Ada berbagai jenis daging sate sekarang ini, mulai dari daging ayam, sapi, kambing, kelinci, bahkan kuda. Wuih nama yang terakhir agak menyeramkan buat saya. Yang menjadi favorit adalah sate kambing, apalagi daging kambing muda. Jika diolah dengan cara yang benar dan mendapat sentuhan tangan koki terbaik maka hasilnya hmm, kamu bakal ketagihan.

Eh, siapa bilang sate kambing itu bau? Itulah tadi, cara mengolahnya harus benar maka si daging tidak akan berbau, malah aromanya saat dibakar sangat menggudah selera. Bikin ngiler dan perut mendadak terasa kosong, perlu isian segera. Haha.

Satay [Noun]

a Southeast Asian, especially Indonesian and Malaysian, dish of marinated, bite-size pieces of meat, skewered, barbecued, and usually served with a peanut-flavored dipping sauce.

Nah, minggu lalu saya diajak Ratri, teman blogger saya yang cantik bin seksi, ke sebuah warung sate di daerah Setiabudi, Bandung. Nama tempatnya Warung Sate Kambing Muda Tegal Marem. Membaca namanya, saya berpikir asal sate ini berasal dari Tegal. Ternyata benar, sate khas Tegal. Penyajian sate ini hanya dengan bumbu kecap, cabai merah, irisan tomat dan bawang merah segar. Kalau di tempat asalnya, bumbu kacang hanya disajikan sesuai permintaan. By the way, Marem itu artinya apa ya?

Jika ditanya soal cita rasa dan sensasinya, sungguh lezat. Daging yang diolah berasal dari daging kambing muda yang baru berumur beberapa bulan saja. Jadi, ketika dibakar rasanya gurih dipadu dengan lemak yang ikut meleleh di dalamnya. Dagingnya empuk namun masih bertekstur, so it’s delicious, really! Oh ya, yang membuat sate Tegal ini enak adalah karena daging yang dipakai diambil dari bagian paha saja. Sebutannya daging Sampil, terdiri dari kombinasi daging yang relatif empuk dan kenyal. Pas banget pokoknya.
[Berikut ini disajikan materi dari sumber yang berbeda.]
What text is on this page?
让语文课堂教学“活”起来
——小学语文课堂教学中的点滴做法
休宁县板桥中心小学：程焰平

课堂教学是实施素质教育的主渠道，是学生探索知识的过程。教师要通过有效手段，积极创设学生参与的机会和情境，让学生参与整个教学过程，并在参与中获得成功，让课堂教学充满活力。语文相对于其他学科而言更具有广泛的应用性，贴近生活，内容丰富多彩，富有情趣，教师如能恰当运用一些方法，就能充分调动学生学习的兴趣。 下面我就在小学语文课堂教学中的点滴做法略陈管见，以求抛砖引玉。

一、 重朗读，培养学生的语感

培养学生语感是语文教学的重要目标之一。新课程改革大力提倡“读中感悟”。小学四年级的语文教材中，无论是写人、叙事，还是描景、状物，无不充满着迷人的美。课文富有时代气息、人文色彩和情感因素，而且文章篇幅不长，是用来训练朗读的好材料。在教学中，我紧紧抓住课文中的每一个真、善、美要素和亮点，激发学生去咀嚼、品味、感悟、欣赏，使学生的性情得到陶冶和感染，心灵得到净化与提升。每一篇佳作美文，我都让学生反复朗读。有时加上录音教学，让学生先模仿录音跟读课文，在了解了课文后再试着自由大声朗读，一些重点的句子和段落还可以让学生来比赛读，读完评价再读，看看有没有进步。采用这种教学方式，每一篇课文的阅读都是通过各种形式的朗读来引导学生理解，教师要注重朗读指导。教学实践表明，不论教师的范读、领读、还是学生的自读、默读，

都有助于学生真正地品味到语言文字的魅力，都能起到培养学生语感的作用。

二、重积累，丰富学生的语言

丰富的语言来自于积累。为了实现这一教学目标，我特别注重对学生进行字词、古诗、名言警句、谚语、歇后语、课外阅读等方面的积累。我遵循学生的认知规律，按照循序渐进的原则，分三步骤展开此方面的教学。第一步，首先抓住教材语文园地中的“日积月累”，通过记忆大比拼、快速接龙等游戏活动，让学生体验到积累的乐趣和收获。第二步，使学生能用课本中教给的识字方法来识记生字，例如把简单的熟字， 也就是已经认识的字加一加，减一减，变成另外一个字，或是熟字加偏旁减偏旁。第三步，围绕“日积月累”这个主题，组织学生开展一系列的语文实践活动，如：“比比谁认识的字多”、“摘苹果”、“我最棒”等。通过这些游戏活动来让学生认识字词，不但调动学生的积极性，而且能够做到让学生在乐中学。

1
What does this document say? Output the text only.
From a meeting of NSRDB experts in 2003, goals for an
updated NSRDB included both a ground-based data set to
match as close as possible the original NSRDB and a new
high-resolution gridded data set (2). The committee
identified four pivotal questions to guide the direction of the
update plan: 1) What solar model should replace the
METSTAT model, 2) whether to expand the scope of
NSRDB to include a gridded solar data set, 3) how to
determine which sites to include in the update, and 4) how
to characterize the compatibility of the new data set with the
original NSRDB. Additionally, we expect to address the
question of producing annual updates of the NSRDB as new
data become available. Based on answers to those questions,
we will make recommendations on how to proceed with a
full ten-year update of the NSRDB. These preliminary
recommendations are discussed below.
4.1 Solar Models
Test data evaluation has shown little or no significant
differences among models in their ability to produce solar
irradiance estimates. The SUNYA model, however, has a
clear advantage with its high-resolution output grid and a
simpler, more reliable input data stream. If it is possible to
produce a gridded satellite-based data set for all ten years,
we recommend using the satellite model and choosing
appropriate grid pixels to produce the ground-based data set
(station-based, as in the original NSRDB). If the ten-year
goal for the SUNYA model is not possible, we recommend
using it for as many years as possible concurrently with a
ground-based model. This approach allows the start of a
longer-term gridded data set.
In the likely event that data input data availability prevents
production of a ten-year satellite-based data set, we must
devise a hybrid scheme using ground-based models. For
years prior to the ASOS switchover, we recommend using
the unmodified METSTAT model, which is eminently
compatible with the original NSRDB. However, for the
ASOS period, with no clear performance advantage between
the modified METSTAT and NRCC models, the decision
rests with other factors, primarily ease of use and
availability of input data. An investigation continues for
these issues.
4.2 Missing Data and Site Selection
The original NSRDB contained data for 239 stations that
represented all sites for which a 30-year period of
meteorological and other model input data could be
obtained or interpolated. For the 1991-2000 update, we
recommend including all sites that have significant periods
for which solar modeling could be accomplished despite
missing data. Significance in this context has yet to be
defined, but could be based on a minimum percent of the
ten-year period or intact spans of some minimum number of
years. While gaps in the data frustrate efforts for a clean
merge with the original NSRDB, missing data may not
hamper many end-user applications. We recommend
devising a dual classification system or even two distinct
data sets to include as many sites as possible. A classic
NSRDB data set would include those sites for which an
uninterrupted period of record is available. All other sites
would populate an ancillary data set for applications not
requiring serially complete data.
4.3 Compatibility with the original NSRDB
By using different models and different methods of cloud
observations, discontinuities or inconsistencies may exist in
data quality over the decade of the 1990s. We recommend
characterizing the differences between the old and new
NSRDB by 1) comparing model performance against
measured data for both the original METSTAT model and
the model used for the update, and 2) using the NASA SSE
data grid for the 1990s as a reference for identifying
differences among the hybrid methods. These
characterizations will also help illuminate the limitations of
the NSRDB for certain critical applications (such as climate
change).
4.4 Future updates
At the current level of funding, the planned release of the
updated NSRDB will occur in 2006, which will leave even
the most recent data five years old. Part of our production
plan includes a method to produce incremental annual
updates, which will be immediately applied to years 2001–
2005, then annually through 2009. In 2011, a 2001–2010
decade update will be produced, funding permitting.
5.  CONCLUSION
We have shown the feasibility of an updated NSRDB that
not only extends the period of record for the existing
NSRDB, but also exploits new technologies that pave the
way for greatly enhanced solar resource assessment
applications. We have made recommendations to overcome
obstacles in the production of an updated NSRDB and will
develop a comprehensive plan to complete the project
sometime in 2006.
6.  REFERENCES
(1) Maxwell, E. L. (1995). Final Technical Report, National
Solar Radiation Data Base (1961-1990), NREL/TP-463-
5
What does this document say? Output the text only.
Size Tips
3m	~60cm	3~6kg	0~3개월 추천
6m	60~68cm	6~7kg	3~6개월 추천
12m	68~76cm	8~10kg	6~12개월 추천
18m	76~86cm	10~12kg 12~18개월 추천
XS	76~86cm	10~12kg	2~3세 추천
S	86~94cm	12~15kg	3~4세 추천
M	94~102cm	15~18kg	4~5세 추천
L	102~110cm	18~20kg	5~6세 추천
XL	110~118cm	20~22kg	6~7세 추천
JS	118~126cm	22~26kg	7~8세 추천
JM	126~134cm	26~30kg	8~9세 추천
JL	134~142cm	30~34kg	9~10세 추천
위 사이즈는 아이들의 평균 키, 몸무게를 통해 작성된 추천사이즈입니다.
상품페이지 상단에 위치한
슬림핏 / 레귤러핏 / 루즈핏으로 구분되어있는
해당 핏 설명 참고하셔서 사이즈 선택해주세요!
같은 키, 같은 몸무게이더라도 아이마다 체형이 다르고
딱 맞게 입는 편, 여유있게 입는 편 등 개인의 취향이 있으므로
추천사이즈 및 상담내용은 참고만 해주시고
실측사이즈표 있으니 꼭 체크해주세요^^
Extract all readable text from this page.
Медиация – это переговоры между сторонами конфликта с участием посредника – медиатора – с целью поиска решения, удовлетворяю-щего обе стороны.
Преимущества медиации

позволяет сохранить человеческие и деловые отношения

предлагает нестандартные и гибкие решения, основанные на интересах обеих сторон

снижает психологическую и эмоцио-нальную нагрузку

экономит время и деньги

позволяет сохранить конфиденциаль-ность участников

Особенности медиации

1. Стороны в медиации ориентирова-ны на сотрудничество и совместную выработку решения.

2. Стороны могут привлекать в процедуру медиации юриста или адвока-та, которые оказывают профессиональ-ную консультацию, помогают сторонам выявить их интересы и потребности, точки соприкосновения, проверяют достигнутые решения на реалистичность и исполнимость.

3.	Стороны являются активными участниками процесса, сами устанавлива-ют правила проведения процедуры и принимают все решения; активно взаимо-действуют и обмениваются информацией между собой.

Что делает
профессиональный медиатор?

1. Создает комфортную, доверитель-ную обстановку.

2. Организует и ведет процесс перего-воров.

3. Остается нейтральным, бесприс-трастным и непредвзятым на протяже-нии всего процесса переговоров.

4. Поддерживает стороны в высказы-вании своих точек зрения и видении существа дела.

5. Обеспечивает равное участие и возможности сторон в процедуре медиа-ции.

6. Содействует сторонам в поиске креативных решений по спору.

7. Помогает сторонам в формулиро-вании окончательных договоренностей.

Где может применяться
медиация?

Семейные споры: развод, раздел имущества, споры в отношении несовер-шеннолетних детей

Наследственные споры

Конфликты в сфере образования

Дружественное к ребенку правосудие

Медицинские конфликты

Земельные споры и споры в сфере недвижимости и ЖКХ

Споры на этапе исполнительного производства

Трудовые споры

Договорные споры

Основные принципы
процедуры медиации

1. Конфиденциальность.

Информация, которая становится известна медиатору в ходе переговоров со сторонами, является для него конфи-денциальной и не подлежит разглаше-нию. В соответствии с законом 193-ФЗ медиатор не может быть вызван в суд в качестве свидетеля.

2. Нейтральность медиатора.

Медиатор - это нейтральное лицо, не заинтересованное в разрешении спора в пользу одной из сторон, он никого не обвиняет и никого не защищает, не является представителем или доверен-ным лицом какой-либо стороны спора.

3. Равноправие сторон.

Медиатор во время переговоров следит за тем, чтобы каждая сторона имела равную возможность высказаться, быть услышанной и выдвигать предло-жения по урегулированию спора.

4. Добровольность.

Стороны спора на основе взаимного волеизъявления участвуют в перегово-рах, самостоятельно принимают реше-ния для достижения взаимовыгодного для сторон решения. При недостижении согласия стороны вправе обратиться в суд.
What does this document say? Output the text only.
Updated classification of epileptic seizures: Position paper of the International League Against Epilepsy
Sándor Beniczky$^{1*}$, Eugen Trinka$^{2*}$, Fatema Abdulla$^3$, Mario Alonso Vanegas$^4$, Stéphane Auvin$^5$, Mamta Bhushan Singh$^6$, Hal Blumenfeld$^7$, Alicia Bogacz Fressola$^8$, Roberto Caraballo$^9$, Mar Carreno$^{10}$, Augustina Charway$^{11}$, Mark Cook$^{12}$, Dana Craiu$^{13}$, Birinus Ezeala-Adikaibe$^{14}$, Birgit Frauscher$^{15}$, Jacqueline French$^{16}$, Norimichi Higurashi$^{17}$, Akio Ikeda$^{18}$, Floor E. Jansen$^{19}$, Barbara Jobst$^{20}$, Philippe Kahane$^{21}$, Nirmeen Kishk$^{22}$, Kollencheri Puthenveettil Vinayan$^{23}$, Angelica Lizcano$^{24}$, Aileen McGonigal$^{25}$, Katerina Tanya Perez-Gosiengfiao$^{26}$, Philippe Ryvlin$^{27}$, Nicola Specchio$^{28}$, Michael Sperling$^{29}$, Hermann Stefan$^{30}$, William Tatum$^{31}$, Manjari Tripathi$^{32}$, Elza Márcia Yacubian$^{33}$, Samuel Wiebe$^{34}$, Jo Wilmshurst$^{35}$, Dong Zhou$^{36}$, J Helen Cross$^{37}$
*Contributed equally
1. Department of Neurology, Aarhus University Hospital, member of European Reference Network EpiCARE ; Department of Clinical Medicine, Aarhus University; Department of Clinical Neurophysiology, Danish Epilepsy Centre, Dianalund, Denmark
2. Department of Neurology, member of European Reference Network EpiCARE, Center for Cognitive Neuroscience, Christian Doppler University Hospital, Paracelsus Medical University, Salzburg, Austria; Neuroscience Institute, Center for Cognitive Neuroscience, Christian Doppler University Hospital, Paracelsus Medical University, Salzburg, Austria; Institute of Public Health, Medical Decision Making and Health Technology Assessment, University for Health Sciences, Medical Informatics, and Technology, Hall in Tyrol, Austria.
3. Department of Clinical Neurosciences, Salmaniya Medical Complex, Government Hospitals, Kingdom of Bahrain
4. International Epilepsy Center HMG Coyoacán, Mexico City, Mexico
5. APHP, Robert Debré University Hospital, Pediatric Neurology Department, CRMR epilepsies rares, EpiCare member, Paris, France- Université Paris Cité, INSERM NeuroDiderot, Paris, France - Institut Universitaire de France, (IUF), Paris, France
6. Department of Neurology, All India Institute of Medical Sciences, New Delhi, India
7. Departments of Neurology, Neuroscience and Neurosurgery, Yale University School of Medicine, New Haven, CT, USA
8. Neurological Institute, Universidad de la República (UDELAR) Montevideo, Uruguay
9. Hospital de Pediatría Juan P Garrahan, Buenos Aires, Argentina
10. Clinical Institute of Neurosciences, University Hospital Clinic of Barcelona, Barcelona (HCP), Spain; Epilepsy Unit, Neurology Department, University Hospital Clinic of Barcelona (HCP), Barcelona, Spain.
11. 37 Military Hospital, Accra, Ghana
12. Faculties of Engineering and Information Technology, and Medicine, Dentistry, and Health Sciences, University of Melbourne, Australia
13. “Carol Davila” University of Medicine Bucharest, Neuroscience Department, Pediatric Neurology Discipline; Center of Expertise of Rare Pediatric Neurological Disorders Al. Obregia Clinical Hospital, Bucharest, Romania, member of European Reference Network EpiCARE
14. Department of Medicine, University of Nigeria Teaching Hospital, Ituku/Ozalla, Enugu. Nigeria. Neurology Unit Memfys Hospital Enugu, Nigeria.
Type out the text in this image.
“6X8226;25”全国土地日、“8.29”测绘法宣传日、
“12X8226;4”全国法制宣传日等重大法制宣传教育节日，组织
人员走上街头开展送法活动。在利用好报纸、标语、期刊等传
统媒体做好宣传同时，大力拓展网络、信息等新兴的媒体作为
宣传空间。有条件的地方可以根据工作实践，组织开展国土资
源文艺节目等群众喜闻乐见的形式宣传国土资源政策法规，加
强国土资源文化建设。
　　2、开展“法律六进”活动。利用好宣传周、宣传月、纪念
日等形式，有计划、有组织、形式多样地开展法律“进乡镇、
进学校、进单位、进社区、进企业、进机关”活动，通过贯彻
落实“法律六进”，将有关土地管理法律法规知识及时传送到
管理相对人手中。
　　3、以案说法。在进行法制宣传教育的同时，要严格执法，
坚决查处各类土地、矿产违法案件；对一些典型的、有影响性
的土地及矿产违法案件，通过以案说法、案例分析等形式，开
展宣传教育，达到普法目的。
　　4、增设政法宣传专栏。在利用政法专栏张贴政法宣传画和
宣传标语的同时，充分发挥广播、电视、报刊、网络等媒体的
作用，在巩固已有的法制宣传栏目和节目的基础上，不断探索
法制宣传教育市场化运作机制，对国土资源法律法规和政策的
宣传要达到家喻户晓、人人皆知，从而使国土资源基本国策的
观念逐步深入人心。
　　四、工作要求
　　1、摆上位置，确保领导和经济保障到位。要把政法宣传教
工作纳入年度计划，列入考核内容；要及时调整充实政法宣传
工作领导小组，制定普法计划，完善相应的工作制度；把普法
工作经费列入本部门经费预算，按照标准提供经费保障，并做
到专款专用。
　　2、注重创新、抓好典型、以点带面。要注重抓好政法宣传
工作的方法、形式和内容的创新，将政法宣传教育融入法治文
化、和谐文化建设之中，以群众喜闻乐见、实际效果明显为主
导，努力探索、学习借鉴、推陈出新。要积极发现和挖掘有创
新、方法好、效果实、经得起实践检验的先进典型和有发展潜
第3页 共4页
Teh Poci Gula Batu hangat dan nikmat meemani sajian Sate Tegal Marem yang endes gandes.
Teh Poci Gula Batu hangat dan nikmat meemani sajian Sate Tegal Marem yang endes gandes.

Menyusun daging dalam tusukan juga memerlukan seni tersendiri. Biasanya, satu batang sate terdiri dari lima tusukan daging. Susunannya adalah daging pangkal (bongkot) kemudian gajih (lemak), daging lagi, gajih lagi, dan daging di tusukan terakhir disebut pucuk. Kenapa harus diselipkan gajih diantara daging? Karena efek gajih saat dibakar lemaknya akan meleleh dan meresap ke dalam dagingnya. Sate tidak perlu dibakar terlalu lama. Juga tidak menggunakan bumbu saat pembakarannya sehingga ketika matang, tampilan sate cenderung berwarna kecoklatan dan tidak gosong.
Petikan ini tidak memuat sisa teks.